One could begin to make a cogent argument that Skin in the Game is simply a manufactured issue, ever heightened by the voices of representatives from the largest clearing members, bound and determined to either exercise the maximum amount of control possible over the CCPs or to remove the maximum amount of their funds from CCPs’ default waterfalls, or both.

Skin in the Game is far from the most pressing issue that the global derivatives industry faces today.
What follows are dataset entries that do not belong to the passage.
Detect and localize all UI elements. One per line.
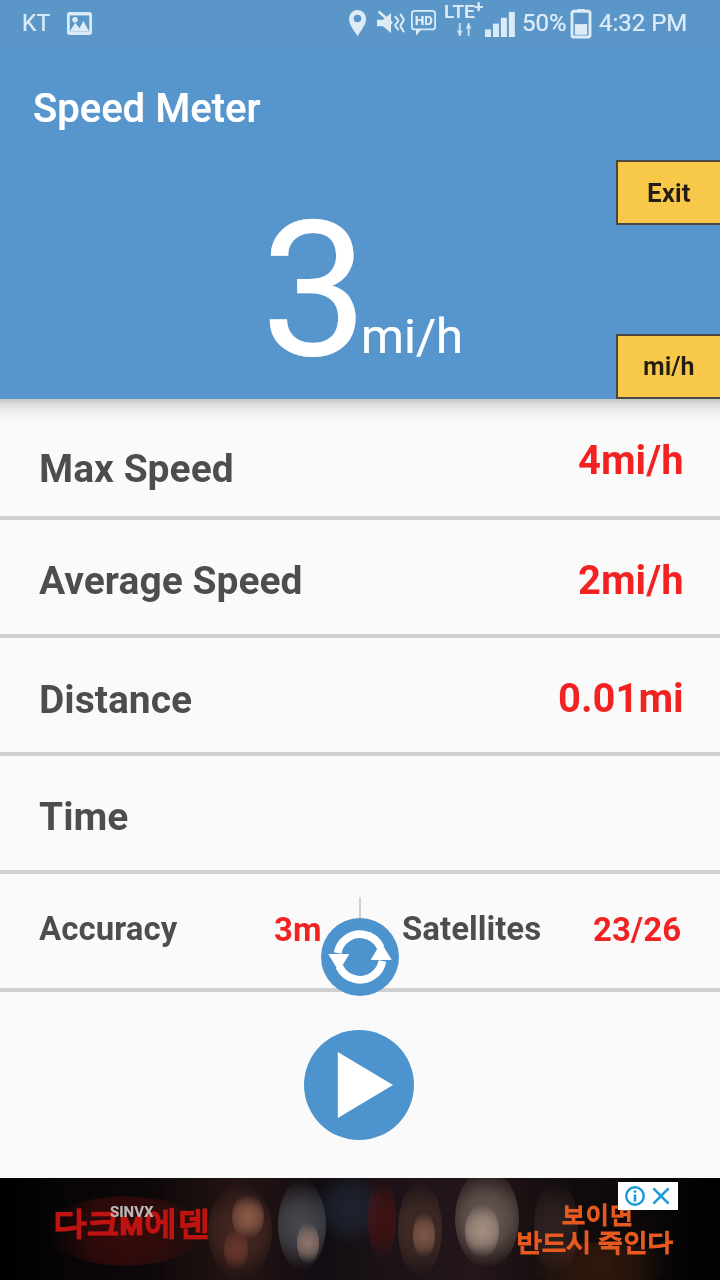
button[interactable]: Time <box>0 756 720 874</box>
button[interactable]: Distance <box>0 638 720 756</box>
staticText: 50% <box>522 9 567 37</box>
staticText: mi/h <box>361 308 464 365</box>
staticText: Max Speed <box>39 446 234 492</box>
staticText: Exit <box>647 178 691 208</box>
staticText: 다크м에덴 <box>53 1203 211 1245</box>
button[interactable]: Exit <box>618 162 720 223</box>
staticText: mi/h <box>643 352 695 381</box>
staticText: 보이면 <box>561 1200 633 1230</box>
button[interactable]: Average Speed <box>0 520 720 638</box>
staticText: HD <box>415 13 433 28</box>
staticText: 2mi/h <box>578 557 684 604</box>
staticText: Accuracy <box>39 909 178 948</box>
button[interactable]: Max Speed <box>0 402 720 520</box>
staticText: Average Speed <box>39 558 303 604</box>
staticText: 4:32 PM <box>599 9 688 37</box>
staticText: 반드시 죽인다 <box>516 1227 673 1258</box>
button[interactable]: 다크м에덴 <box>0 1178 720 1280</box>
staticText: 0.01mi <box>558 675 684 722</box>
staticText: 4mi/h <box>578 437 684 484</box>
staticText: 3m <box>274 910 322 949</box>
button[interactable]: Accuracy <box>0 874 720 992</box>
button[interactable]: Refresh <box>321 918 399 996</box>
staticText: SINVX <box>110 1203 154 1221</box>
staticText: KT <box>22 10 51 37</box>
staticText: + <box>474 0 484 16</box>
button[interactable]: Ad info and close <box>618 1182 678 1210</box>
button[interactable]: Start tracking <box>304 1030 414 1140</box>
staticText: 23/26 <box>593 910 682 949</box>
staticText: Time <box>39 794 129 840</box>
staticText: LTE <box>444 0 475 22</box>
staticText: 3 <box>261 179 368 402</box>
staticText: Speed Meter <box>33 85 261 132</box>
staticText: Satellites <box>402 909 542 948</box>
staticText: Distance <box>39 677 193 723</box>
button[interactable]: mi/h <box>618 336 720 397</box>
Concentration in the clearing ecosystem is. Curious then, that the same voices singing the Skin in the Game verses incessantly, seem to never utter a word about the dangers of clearing member concentration.


[1] There was an exception to this widely held belief as insolvent bank customers would often reorganize out of bankruptcy and exchange outstanding bank loans for common stock in the reorganized company. Banks were permitted to hold such common stock in the bank’s Investment Portfolio if the common stock that was received by the bank was the result of the bank previously owning a permissible asset, more typically a commercial loan, but in the instant case, exchange memberships that morphed into common stock. The point being, that banks did not have to sell the common stock that was received when exchanges converted their exchange memberships into common stock.


The views, thoughts and opinions contained in this Focus article belong solely to the author and do not necessarily reflect the WFE’s policy position on the issue, or the WFE’s views or opinions.